Proposed raft economic reforms key to economic turnaround

18 Nov, 2018 - 00:11 0 Views
Proposed raft economic reforms key to economic turnaround

The Sunday News

cafta-economy-nicaragua

Dr Bongani Ngwenya
GOING through economic reforms has never been pleasant at all. Naturally, economic reforms subject all stakeholders in an economy to excruciating pain of one form or the other and in differing proportions.

However, from an economics perspective the end consumer tends to suffer the most. The beauty of it all is that, when managed well and prudently economic reforms do achieve the desired outcomes. There are many success stories out there.

Many countries have undergone economic reforms in order to reverse negative economic fundamental trends and turn around their economies for the betterment and sustained socio-economic development.

It is unfortunate that as a nation we find ourselves in this predicament with no choice but to endure the pain for the future benefit for all. In my opinion, as long as there is shared burden of pain and collective efforts towards turning around our economy it shall be well in the near future.

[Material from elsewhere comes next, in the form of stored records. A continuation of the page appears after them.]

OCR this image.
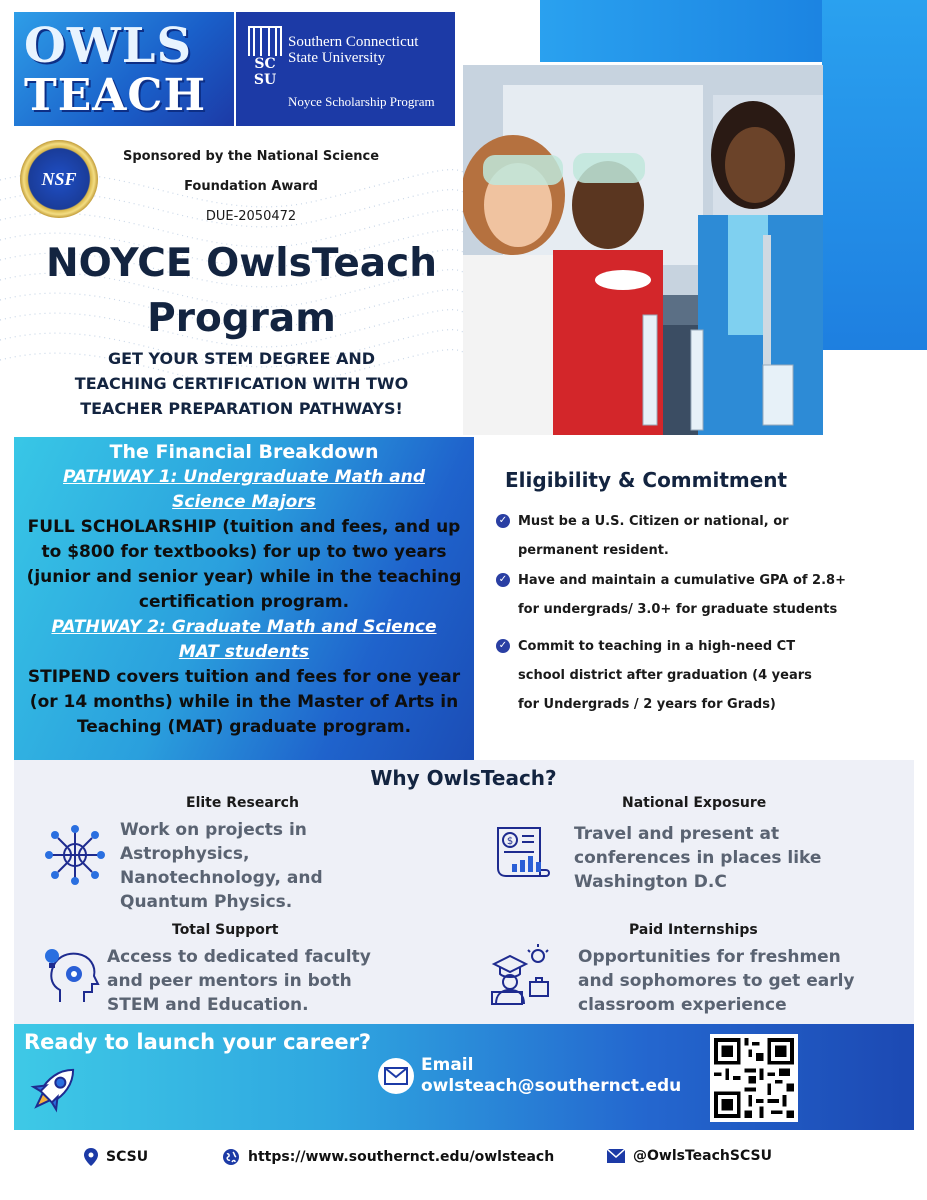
OWLS
TEACH
SC
SU
Southern Connecticut
State University
Noyce Scholarship Program
NSF
Sponsored by the National Science
Foundation Award
DUE-2050472
NOYCE OwlsTeach
Program
GET YOUR STEM DEGREE AND
TEACHING CERTIFICATION WITH TWO
TEACHER PREPARATION PATHWAYS!
The Financial Breakdown
PATHWAY 1: Undergraduate Math and
Science Majors
FULL SCHOLARSHIP (tuition and fees, and up
to $800 for textbooks) for up to two years
(junior and senior year) while in the teaching
certification program.
PATHWAY 2: Graduate Math and Science
MAT students
STIPEND covers tuition and fees for one year
(or 14 months) while in the Master of Arts in
Teaching (MAT) graduate program.
Eligibility & Commitment
✓ Must be a U.S. Citizen or national, or
permanent resident.
✓ Have and maintain a cumulative GPA of 2.8+
for undergrads/ 3.0+ for graduate students
✓ Commit to teaching in a high-need CT
school district after graduation (4 years
for Undergrads / 2 years for Grads)
Why OwlsTeach?
Elite Research
Work on projects in
Astrophysics,
Nanotechnology, and
Quantum Physics.
National Exposure
$	Travel and present at
conferences in places like
Washington D.C
Total Support
Access to dedicated faculty
and peer mentors in both
STEM and Education.
Paid Internships
Opportunities for freshmen
and sophomores to get early
classroom experience
Ready to launch your career?
Email
owlsteach@southernct.edu
SCSU	https://www.southernct.edu/owlsteach	@OwlsTeachSCSU
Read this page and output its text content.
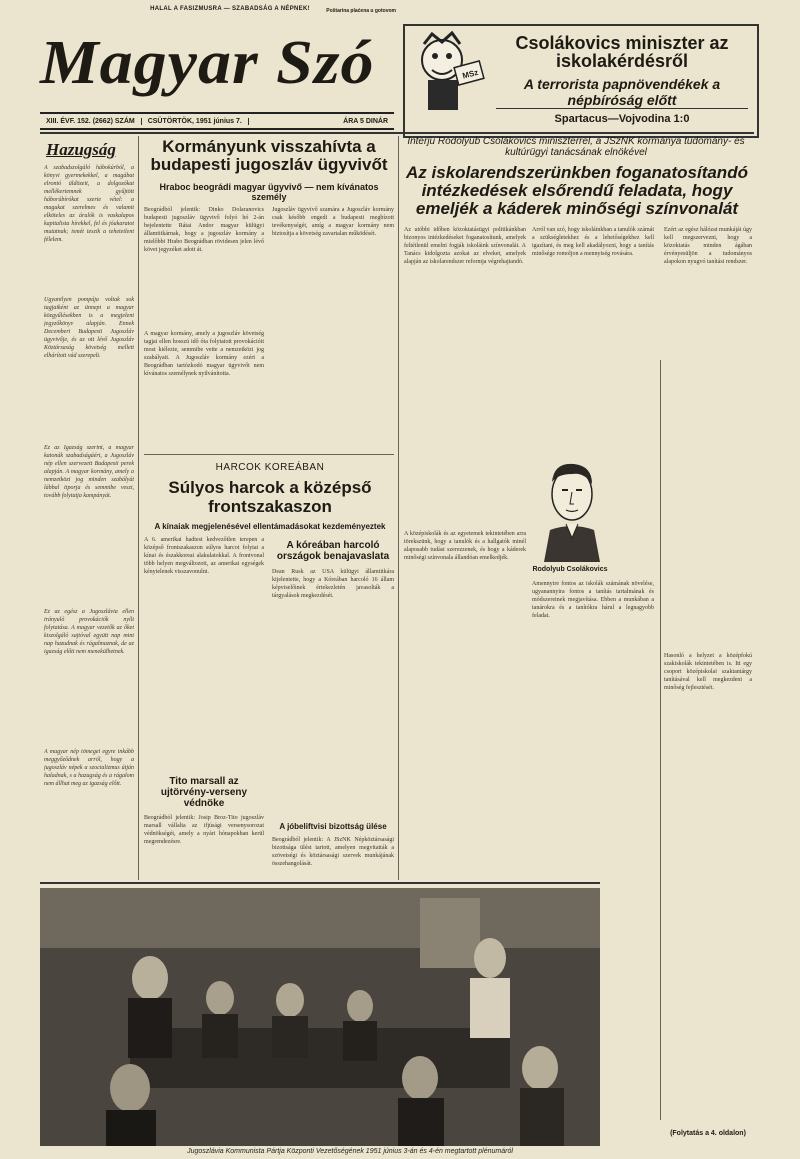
HALAL A FASIZMUSRA — SZABADSÁG A NÉPNEK!	Poštarina plaćena u gotovom
Magyar Szó
XIII. ÉVF. 152. (2662) SZÁM	CSÜTÖRTÖK, 1951 június 7.	ÁRA 5 DINÁR
MSz
Csolákovics miniszter az iskolakérdésről
A terrorista papnövendékek a népbíróság előtt
Spartacus—Vojvodina 1:0
Hazugság
A szabadszolgáló hábokúrból, a könyvi gyermekekkel, a magábat elrontó üldözeit, a dolgozókat mellékertemnek gyűjtött háborúbírókat szerte vétel: a magukat szerelmes és valamit elköteles az árulók is vaskalapos kapitalista hírekkel, fel és jóakaratot mutatnak; ismét teszik a tehetetlent félelem.
Ugyanilyen pompája voltak sok tagjaiként az ünnepi a magyar közgyűlésekben is a megjelent jegyzőkönyv alapján. Ennek Decemberi Budapesti Jugoszláv ügyvivője, és az ott lévő Jugoszláv Köztársaság követség mellett elhárított vád szerepelt.
Ez az Igazság szerint, a magyar katonák szabadságáért, a Jugoszláv nép ellen szervezett Budapesti perek alapján. A magyar kormány, amely a nemzetközi jog minden szabályát lábbal tiporja és semmibe veszi, tovább folytatja kampányát.
Ez az egész a Jugoszlávia ellen irányuló provokációk nyílt folytatása. A magyar vezetők az őket kiszolgáló sajtóval együtt nap mint nap hazudnak és rágalmaznak, de az igazság előtt nem menekülhetnek.
A magyar nép tömegei egyre inkább meggyőződnek arról, hogy a jugoszláv népek a szocializmus útján haladnak, s a hazugság és a rágalom nem állhat meg az igazság előtt.
Kormányunk visszahívta a budapesti jugoszláv ügyvivőt
Hraboc beográdi magyar ügyvivő — nem kívánatos személy
Beográdból jelentik: Dinko Dolaranovics budapesti jugoszláv ügyvivő folyó hó 2-án bejelentette Rátai Andor magyar külügyi államtitkárnak, hogy a jugoszláv kormány a mielőbbi Hrabo Beográdban rövidesen jelen lévő követ jegyzéket adott át.
A magyar kormány, amely a jugoszláv követség tagjai ellen hosszú idő óta folytatott provokációit most kiélezte, semmibe vette a nemzetközi jog szabályait. A Jugoszláv kormány ezért a Beográdban tartózkodó magyar ügyvivőt nem kívánatos személynek nyilvánította.
Jugoszláv ügyvivő szamára a Jugoszláv kormány csak később engedi a budapesti megbízott tevékenységét, amíg a magyar kormány nem biztosítja a követség zavartalan működését.
HARCOK KOREÁBAN
Súlyos harcok a középső frontszakaszon
A kínaiak megjelenésével ellentámadásokat kezdeményeztek
A 6. amerikai hadtest kedvezőtlen terepen a középső frontszakaszon súlyos harcot folytat a kínai és északkoreai alakulatokkal. A frontvonal több helyen megváltozott, az amerikai egységek kénytelenek visszavonulni.
A kóreában harcoló országok benajavaslata
Dean Rusk az USA külügyi államtitkára kijelentette, hogy a Kóreában harcoló 16 állam képviselőinek értekezletén javasolták a tárgyalások megkezdését.
Tito marsall az ujtörvény-verseny védnöke
Beográdból jelentik: Josip Broz-Tito jugoszláv marsall vállalta az ifjúsági versenysorozat védnökségét, amely a nyári hónapokban kerül megrendezésre.
A jóbeliftvisi bizottság ülése
Beográdból jelentik: A JSzNK Népköztársasági bizottsága ülést tartott, amelyen megvitatták a szövetségi és köztársasági szervek munkájának összehangolását.
Interju Rodolyub Csolákovics miniszterrel, a JSzNK kormánya tudomány- és kultúrügyi tanácsának elnökével
Az iskolarendszerünkben foganatosítandó intézkedések elsőrendű feladata, hogy emeljék a káderek minőségi színvonalát
Az utóbbi időben közoktatásügyi politikánkban bizonyos intézkedéseket foganatosítunk, amelyek feltétlenül emelni fogják iskoláink színvonalát. A Tanács kidolgozta azokat az elveket, amelyek alapján az iskolarendszer reformja végrehajtandó.
A középiskolák és az egyetemek tekintetében arra törekszünk, hogy a tanulók és a hallgatók minél alaposabb tudást szerezzenek, és hogy a káderek minőségi színvonala állandóan emelkedjék.
Arról van szó, hogy iskoláinkban a tanulók számát a szükségletekhez és a lehetőségekhez kell igazítani, és meg kell akadályozni, hogy a tanítás minősége romoljon a mennyiség rovására.
Rodolyub Csolákovics
Amennyire fontos az iskolák számának növelése, ugyanannyira fontos a tanítás tartalmának és módszereinek megjavítása. Ebben a munkában a tanárokra és a tanítókra hárul a legnagyobb feladat.
Ezért az egész hálózat munkáját úgy kell megszervezni, hogy a közoktatás minden ágában érvényesüljön a tudományos alapokon nyugvó tanítási rendszer.
Hasonló a helyzet a középfokú szakiskolák tekintetében is. Itt egy csoport középiskolai szaktantárgy tanításával kell megkezdeni a minőség fejlesztését.
(Folytatás a 4. oldalon)
Jugoszlávia Kommunista Pártja Központi Vezetőségének 1951 június 3-án és 4-én megtartott plénumáról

The decisions taken by the Government to embark on a raft of economic reforms are a welcome development, notwithstanding the inevitable pain that might need to be endured by all of us. I was particularly excited by the new regulations that were gazetted by the President last week, empowering the police to be able to randomly search or arrest those they suspect to be dealing in foreign currency from public places such as streets, roads, passages, parks or recreation grounds.

Citing from the regulations, “If any authorised officer or police officer, acting to enforce Section 4, finds any person frequenting, loitering in or lingering about any public place in circumstances that give rise to a reasonable suspicion that he or she is dealing in currency in contravention of Section 4(1)(a), such a person may be required by the officer to give an explanation of his or her presence in or about the public place, and of his or her conduct thereafter, and to produce to the law enforcement agent any identity document, and to show to the agent any currency or property in his or her immediate possession or under his or immediate control and to account to the agent of his or her possession or control of the same,” the regulations read in part.

The regulations stipulate that cash barons who have been fuelling the parallel market currency rates and a raft of other economic ills will now face up to two years in prison if they fail to explain the source of their wealth, while street dealers also face arrest if they fail to explain their business at street corners to police officers.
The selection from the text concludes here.